Nearly 70% of Americans want to live to be 100, with 29 being the “ideal length” for retirement, according to a report by Edward Jones and Age Wave, which surveyed 11,000 adults in the U.S. and Canada in January and February.
“We have long been aware that longevity is growing,” said Ken Dichtwald, founder and CEO of Age Wave. “But there has been a lot more talk about it in the last year.”
While Life expectancy in the United States has dropped by 1.5 years, to about 77 years, in 2020 because of the Covid-19 pandemic, scientists expect it to grow in the coming decades, Dichtwald said.
“It could add another five, 10 or more years to life expectancy,” he said. “But the problem is that we don’t live these years in rich health.”
On average, Americans spend the last 12 or more years battling illness, injury, or cognitive impairment, with 88% of those 65 and older treating at least one chronic illness, the study shows.
Moreover, the average couple may need about $ 445,000 to cover annual medical expenses and long-term care, which most retirees are not prepared for, Dichtwald said.

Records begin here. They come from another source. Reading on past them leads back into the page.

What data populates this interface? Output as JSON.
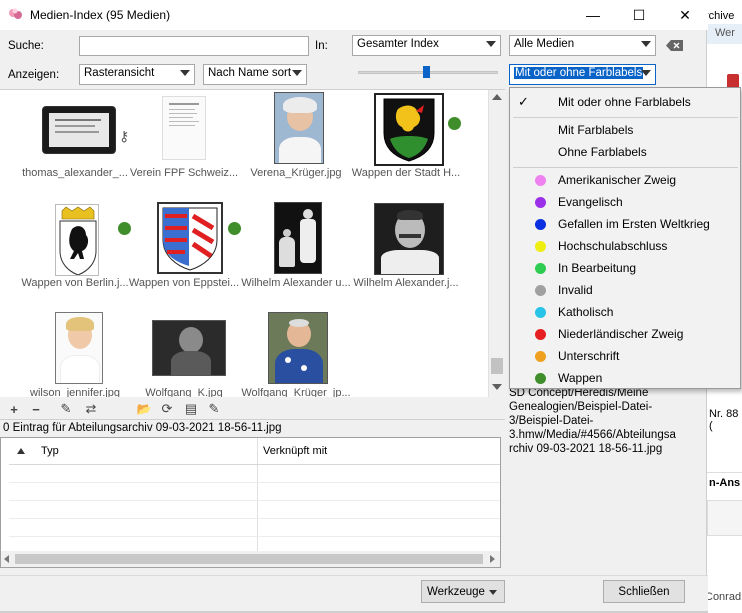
{
  "window": {
    "title": "Medien-Index (95 Medien)",
    "minimize": "—",
    "maximize": "☐",
    "close": "✕"
  },
  "background_window": {
    "text_top": "rchive",
    "text_top2": "Wer",
    "text_nr": "Nr. 88 (",
    "text_n": "n-Ans",
    "text_conr": "Conrad"
  },
  "search": {
    "label": "Suche:",
    "value": "",
    "in_label": "In:",
    "scope": "Gesamter Index",
    "media_filter": "Alle Medien"
  },
  "view": {
    "label": "Anzeigen:",
    "mode": "Rasteransicht",
    "sort": "Nach Name sort",
    "color_filter": "Mit oder ohne Farblabels"
  },
  "grid": {
    "items": [
      {
        "caption": "thomas_alexander_..."
      },
      {
        "caption": "Verein FPF Schweiz..."
      },
      {
        "caption": "Verena_Krüger.jpg"
      },
      {
        "caption": "Wappen der Stadt H..."
      },
      {
        "caption": "Wappen von Berlin.j..."
      },
      {
        "caption": "Wappen von Eppstei..."
      },
      {
        "caption": "Wilhelm Alexander u..."
      },
      {
        "caption": "Wilhelm Alexander.j..."
      },
      {
        "caption": "wilson_jennifer.jpg"
      },
      {
        "caption": "Wolfgang_K.jpg"
      },
      {
        "caption": "Wolfgang_Krüger_jp..."
      }
    ]
  },
  "toolbar": {
    "add": "+",
    "remove": "−",
    "edit": "✎",
    "merge": "⇄",
    "open": "📂",
    "refresh": "⟳",
    "save": "▤",
    "details": "✎"
  },
  "links": {
    "info": "0 Eintrag für Abteilungsarchiv 09-03-2021 18-56-11.jpg",
    "col_type": "Typ",
    "col_linked": "Verknüpft mit"
  },
  "details": {
    "path_lines": [
      "SD Concept/Heredis/Meine",
      "Genealogien/Beispiel-Datei-",
      "3/Beispiel-Datei-",
      "3.hmw/Media/#4566/Abteilungsa",
      "rchiv 09-03-2021 18-56-11.jpg"
    ]
  },
  "buttons": {
    "tools": "Werkzeuge",
    "close": "Schließen"
  },
  "color_menu": {
    "checked": "Mit oder ohne Farblabels",
    "with": "Mit Farblabels",
    "without": "Ohne Farblabels",
    "labels": [
      {
        "name": "Amerikanischer Zweig",
        "color": "#ee82ee"
      },
      {
        "name": "Evangelisch",
        "color": "#9b30e8"
      },
      {
        "name": "Gefallen im Ersten Weltkrieg",
        "color": "#0a2fe0"
      },
      {
        "name": "Hochschulabschluss",
        "color": "#eeee10"
      },
      {
        "name": "In Bearbeitung",
        "color": "#2ecc50"
      },
      {
        "name": "Invalid",
        "color": "#a0a0a0"
      },
      {
        "name": "Katholisch",
        "color": "#28c4e8"
      },
      {
        "name": "Niederländischer Zweig",
        "color": "#e62020"
      },
      {
        "name": "Unterschrift",
        "color": "#f0a020"
      },
      {
        "name": "Wappen",
        "color": "#3f8e2b"
      }
    ]
  }
}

In the shift from the experience of previous generations, the so-called three-legged stool retirement income – Social security, pensions and savings – among today’s retirees have become less common.
Despite constant threats to welfare and lower pensions, many Americans still do not save enough, the study shows. Most of them do not maximize retirement savings, many accept penalty distributions of pension plans and 22% of eligible employees do not contribute.
On average, retirees began postponing their golden years to 38, but would like them to start at 28, according to the survey.
Asked about the appointment of pension funds, “people are talking about security from the unexpected and freedom,” Dichtwald said.
While many older Americans believe their parents ’golden years were sometimes for“ rest and relaxation, ”they see their own retirement as a“ new chapter in life, ”the report said.
Today’s retirees see their next stage as a time to explore opportunities, with many reinventing themselves, explained Mona Mahajan, senior investment strategist Edward Jones.
“There is a really interesting dichotomy between the old and the new generation,” she said.
Moreover, there may not be a clear boundary separating their careers and retirement years, and many older Americans continue to work.
Nearly 60% of older Americans expect to work in one capacity or another, whether full-time, part-time, or cycling between work and leisure, the results show.
However, the most successful retirees have taken steps forward in the decade to prepare for what the report describes as the “four pillars” of retirement – finance, purpose, family and health.
“Early and holistic preparation for the four pillars can bring a really big payoff,” Dichtwald said.